La parola Natale suscita pensieri simili in tutti noi: l’albero, i regali, il tepore di una casa familiare e, per i credenti, viene in primo luogo celebrata la nascita di Cristo. Non da tutti questo giorno di festa è vissuto allo stesso modo, molte volte sono cause esterne ad impedirlo. Una di queste è la guerra, capace di ostacolare e annichilire l’uomo.
Annientatrice per eccellenza è stata la Prima Guerra Mondiale, statica nella sua essenza. Protagoniste indiscusse furono le trincee, corridoi profondi poco meno di due metri, costruite dall’uomo, per l’uomo. Disagio assoluto, alienazione completa.
Qualcosa di diverso avvenne in quel lontano 24 dicembre 1914, in cui la necessità di conforto e di tregua prevalse sull’obbligo di combattere.

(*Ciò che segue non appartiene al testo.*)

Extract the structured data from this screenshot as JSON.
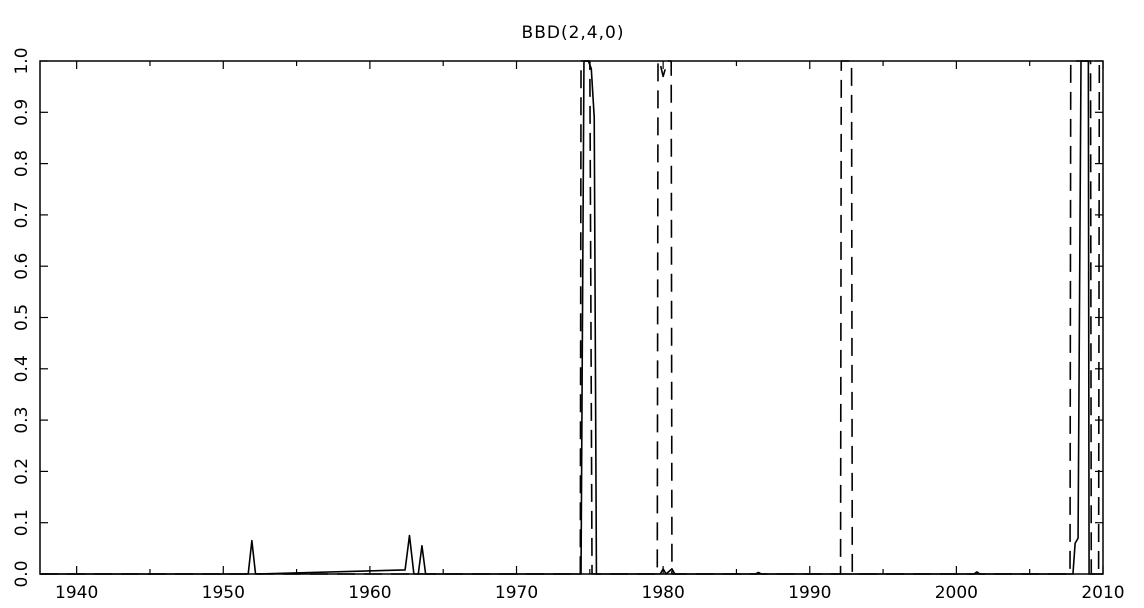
{
  "chart_data": {
    "type": "line",
    "title": "BBD(2,4,0)",
    "xlabel": "",
    "ylabel": "",
    "xlim": [
      1937.5,
      2010
    ],
    "ylim": [
      0.0,
      1.0
    ],
    "x_ticks": [
      1940,
      1950,
      1960,
      1970,
      1980,
      1990,
      2000,
      2010
    ],
    "x_tick_labels": [
      "1940",
      "1950",
      "1960",
      "1970",
      "1980",
      "1990",
      "2000",
      "2010"
    ],
    "y_ticks": [
      0.0,
      0.1,
      0.2,
      0.3,
      0.4,
      0.5,
      0.6,
      0.7,
      0.8,
      0.9,
      1.0
    ],
    "y_tick_labels": [
      "0.0",
      "0.1",
      "0.2",
      "0.3",
      "0.4",
      "0.5",
      "0.6",
      "0.7",
      "0.8",
      "0.9",
      "1.0"
    ],
    "grid": false,
    "legend": "none",
    "series": [
      {
        "style": "solid",
        "color": "#000000",
        "x": [
          1937.5,
          1951.7,
          1951.95,
          1952.2,
          1962.4,
          1962.7,
          1963.0,
          1963.3,
          1963.55,
          1963.8,
          1974.4,
          1974.6,
          1974.9,
          1975.1,
          1975.3,
          1975.45,
          1979.8,
          1980.0,
          1980.2,
          1980.6,
          1980.8,
          1986.3,
          1986.5,
          1986.7,
          2001.2,
          2001.4,
          2001.6,
          2007.95,
          2008.1,
          2008.3,
          2008.5,
          2008.75,
          2009.0,
          2009.05,
          2010
        ],
        "y": [
          0.0,
          0.0,
          0.065,
          0.0,
          0.008,
          0.075,
          0.0,
          0.0,
          0.055,
          0.0,
          0.0,
          1.0,
          1.0,
          0.985,
          0.89,
          0.0,
          0.0,
          0.01,
          0.0,
          0.01,
          0.0,
          0.0,
          0.003,
          0.0,
          0.0,
          0.004,
          0.0,
          0.0,
          0.06,
          0.07,
          1.0,
          1.0,
          1.0,
          0.0,
          0.0
        ]
      },
      {
        "style": "dashed",
        "color": "#000000",
        "x": [
          1937.5,
          1974.35,
          1974.4,
          1974.55,
          1975.0,
          1975.15,
          1979.6,
          1979.65,
          1979.75,
          1980.0,
          1980.3,
          1980.55,
          1980.6,
          1992.1,
          1992.15,
          1992.3,
          1992.85,
          1992.9,
          2007.75,
          2007.8,
          2007.95,
          2009.15,
          2009.2,
          2009.7,
          2009.75
        ],
        "y": [
          0.0,
          0.0,
          1.0,
          1.0,
          1.0,
          0.0,
          0.0,
          1.0,
          1.0,
          0.97,
          1.0,
          1.0,
          0.0,
          0.0,
          1.0,
          1.0,
          1.0,
          0.0,
          0.0,
          1.0,
          1.0,
          1.0,
          0.0,
          0.0,
          1.0
        ]
      }
    ]
  }
}
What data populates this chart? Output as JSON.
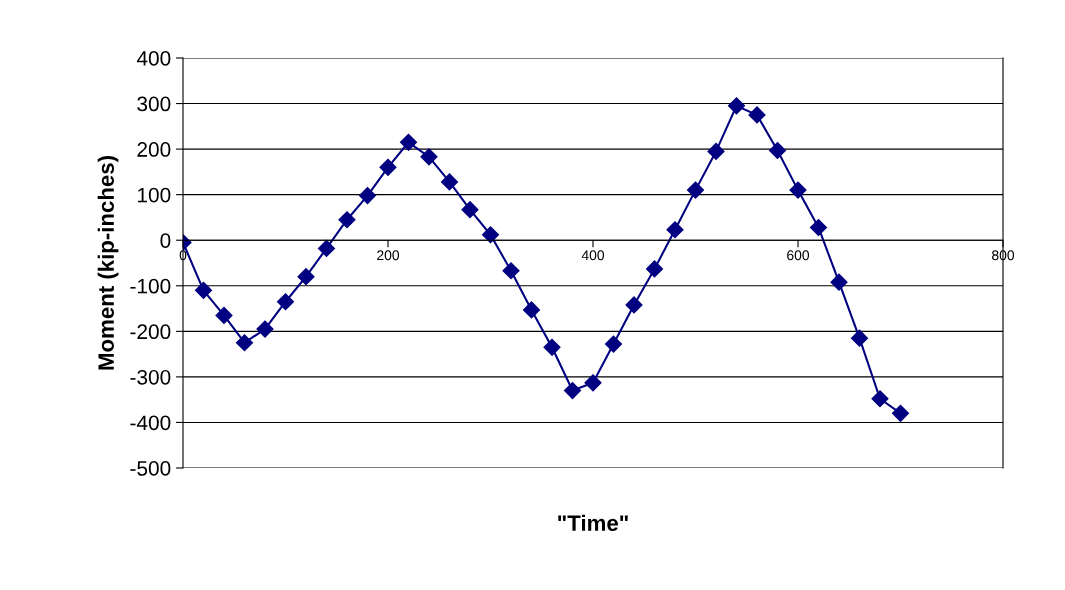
{
  "chart_data": {
    "type": "line",
    "xlabel": "\"Time\"",
    "ylabel": "Moment (kip-inches)",
    "x": [
      0,
      20,
      40,
      60,
      80,
      100,
      120,
      140,
      160,
      180,
      200,
      220,
      240,
      260,
      280,
      300,
      320,
      340,
      360,
      380,
      400,
      420,
      440,
      460,
      480,
      500,
      520,
      540,
      560,
      580,
      600,
      620,
      640,
      660,
      680,
      700
    ],
    "series": [
      {
        "color": "#000080",
        "values": [
          -5,
          -110,
          -165,
          -225,
          -195,
          -135,
          -80,
          -18,
          45,
          98,
          160,
          215,
          183,
          128,
          67,
          12,
          -67,
          -153,
          -235,
          -330,
          -313,
          -228,
          -142,
          -63,
          23,
          110,
          195,
          295,
          275,
          197,
          110,
          28,
          -92,
          -215,
          -348,
          -380
        ]
      }
    ],
    "xlim": [
      0,
      800
    ],
    "xticks": [
      0,
      200,
      400,
      600,
      800
    ],
    "ylim": [
      -500,
      400
    ],
    "yticks": [
      -500,
      -400,
      -300,
      -200,
      -100,
      0,
      100,
      200,
      300,
      400
    ],
    "grid": "y",
    "legend": false,
    "marker": "diamond",
    "line_style": "solid"
  }
}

Due anni fa dalla Royal Mail fu pubblicata, in occasione del centenario della Prima Guerra mondiale, una lettera del capitano A. D. Chater indirizzata alla madre. Nel 1914 egli prestava servizio nel secondo battaglione Gordon Highlanders e fu testimone oculare della tregua della vigilia di Natale. Un momento di sosta, di pace apparente tra i soldati dell’esercito inglese e tedesco. Chater raccontò che intorno alle 10 di mattina del 24 dicembre vide due tedeschi avvicinarsi alla loro trincea. L’istinto li portò a prendere subito le armi per sparare ai nemici ormai prossimi, ma videro che questi non erano armati in alcun modo. Così un inglese si avvicinò per capire cosa volessero e, in poco tempo, le due armate nemiche si trovarono nel luogo neutrale a scambiarsi gli auguri di Natale. Iniziarono a fare foto, giocare a calcio, cantare canzoni natalizie (Silent Night) e scambiarsi sigarette e autografi. Non sapevano quanto sarebbe durata quella tregua, quante ore di pace avrebbero avuto per sedare i loro tormenti. In molti casi si decise di protrarla fino a Capodanno, con la scusa di voler vedere come fossero venute le foto scattate. Una tregua improvvisata, ma accolta da tutti. In quel momento si aveva l’impellente necessità di sentirsi confortati, di sentirsi a casa. Un breve momento di pace che non cambiò le sorti della guerra che andò avanti incessantemente per quattro anni e che provocò la morte di trentasette milioni di persone: trentasette milioni di vittime che forse in quel lontano Natale del 1914 si sono dimenticate, anche per poco tempo, di trovarsi davanti ai loro carnefici.